Failure to empty them could impede the flow of water, which would have knock-on effects, she said.

She compared the process with that used to rid waters of invasive alien water hyacinth, adding that plastic waste had more potential economic value because it could be recycled.

Porter also celebrated the small step achieved through the campaign against plastic straws.

“I have seen that the ‘no-straw’ campaign in Durban has snowballed,” said Porter, praising restaurants that had joined the international movement to stop supplying single- use straws.

Known as “one less straw”, or the “the last plastic straw”, the campaign by the US-based Plastic Pollution Coalition has garnered thousands of pledges from around the world.

On a poster at the door to Circus Circus at North Beach, the message reads: “Together let’s keep the ocean clean one less straw at a time.
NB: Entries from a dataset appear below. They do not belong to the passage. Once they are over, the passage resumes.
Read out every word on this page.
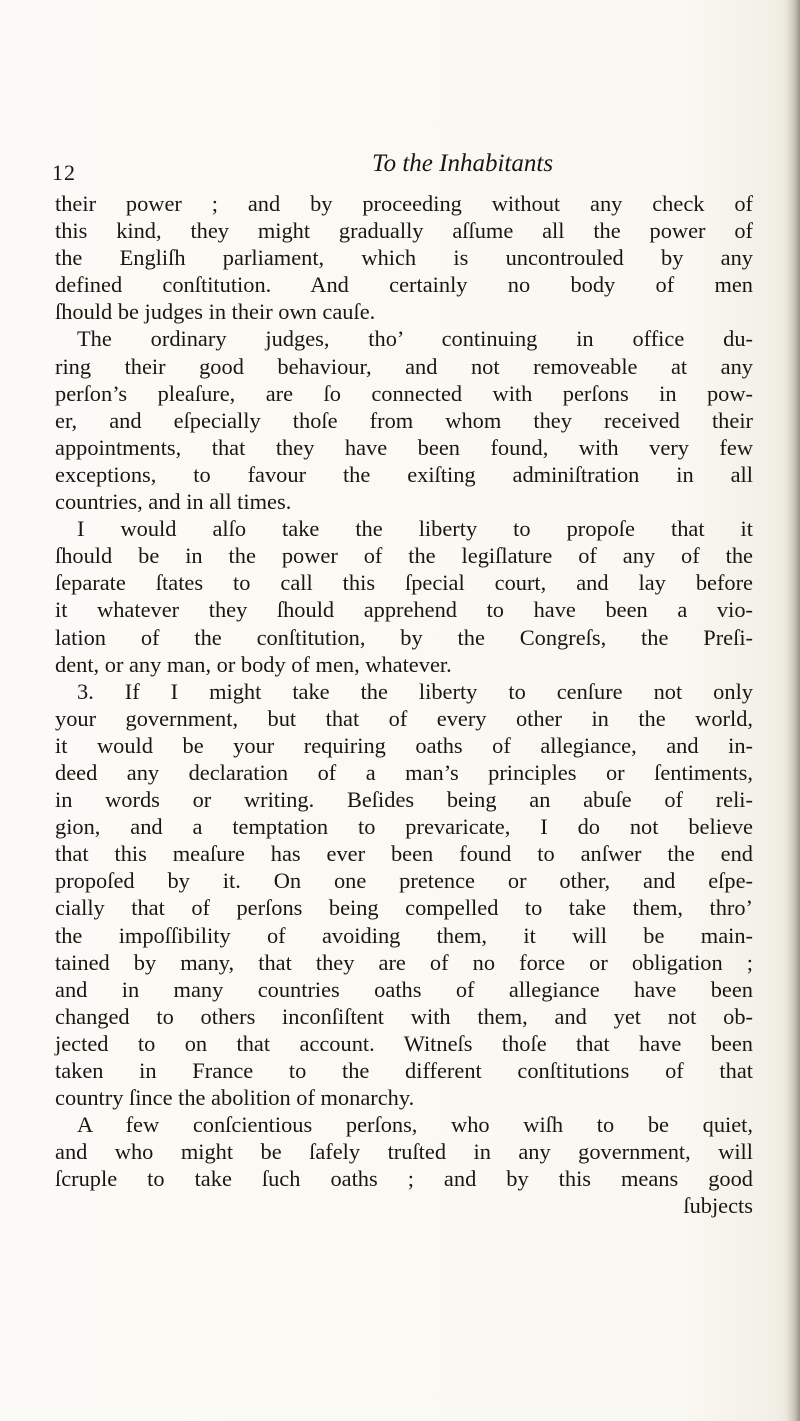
12	To the Inhabitants
their power ; and by proceeding without any check of
this kind, they might gradually aſſume all the power of
the Engliſh parliament, which is uncontrouled by any
defined conſtitution. And certainly no body of men
ſhould be judges in their own cauſe.
The ordinary judges, tho’ continuing in office du-
ring their good behaviour, and not removeable at any
perſon’s pleaſure, are ſo connected with perſons in pow-
er, and eſpecially thoſe from whom they received their
appointments, that they have been found, with very few
exceptions, to favour the exiſting adminiſtration in all
countries, and in all times.
I would alſo take the liberty to propoſe that it
ſhould be in the power of the legiſlature of any of the
ſeparate ſtates to call this ſpecial court, and lay before
it whatever they ſhould apprehend to have been a vio-
lation of the conſtitution, by the Congreſs, the Preſi-
dent, or any man, or body of men, whatever.
3. If I might take the liberty to cenſure not only
your government, but that of every other in the world,
it would be your requiring oaths of allegiance, and in-
deed any declaration of a man’s principles or ſentiments,
in words or writing. Beſides being an abuſe of reli-
gion, and a temptation to prevaricate, I do not believe
that this meaſure has ever been found to anſwer the end
propoſed by it. On one pretence or other, and eſpe-
cially that of perſons being compelled to take them, thro’
the impoſſibility of avoiding them, it will be main-
tained by many, that they are of no force or obligation ;
and in many countries oaths of allegiance have been
changed to others inconſiſtent with them, and yet not ob-
jected to on that account. Witneſs thoſe that have been
taken in France to the different conſtitutions of that
country ſince the abolition of monarchy.
A few conſcientious perſons, who wiſh to be quiet,
and who might be ſafely truſted in any government, will
ſcruple to take ſuch oaths ; and by this means good
ſubjects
Please join us in removing straws from our restaurants. If you would like a straw, please ask your waitron.”

Similarly, Arts Café, RocoMamas in uMhlanga and Wimpy outlets nationwide are doing away with plastic straws.

Porter, a former school teacher who became involved in community conservation through Ezemvelo KZN Wildlife, said she was always inspired by small changes.

“I started off trying to do everything and ended up getting depressed about the planet. Now I have learned that the small things are special.

“Many small things build up to one big thing.”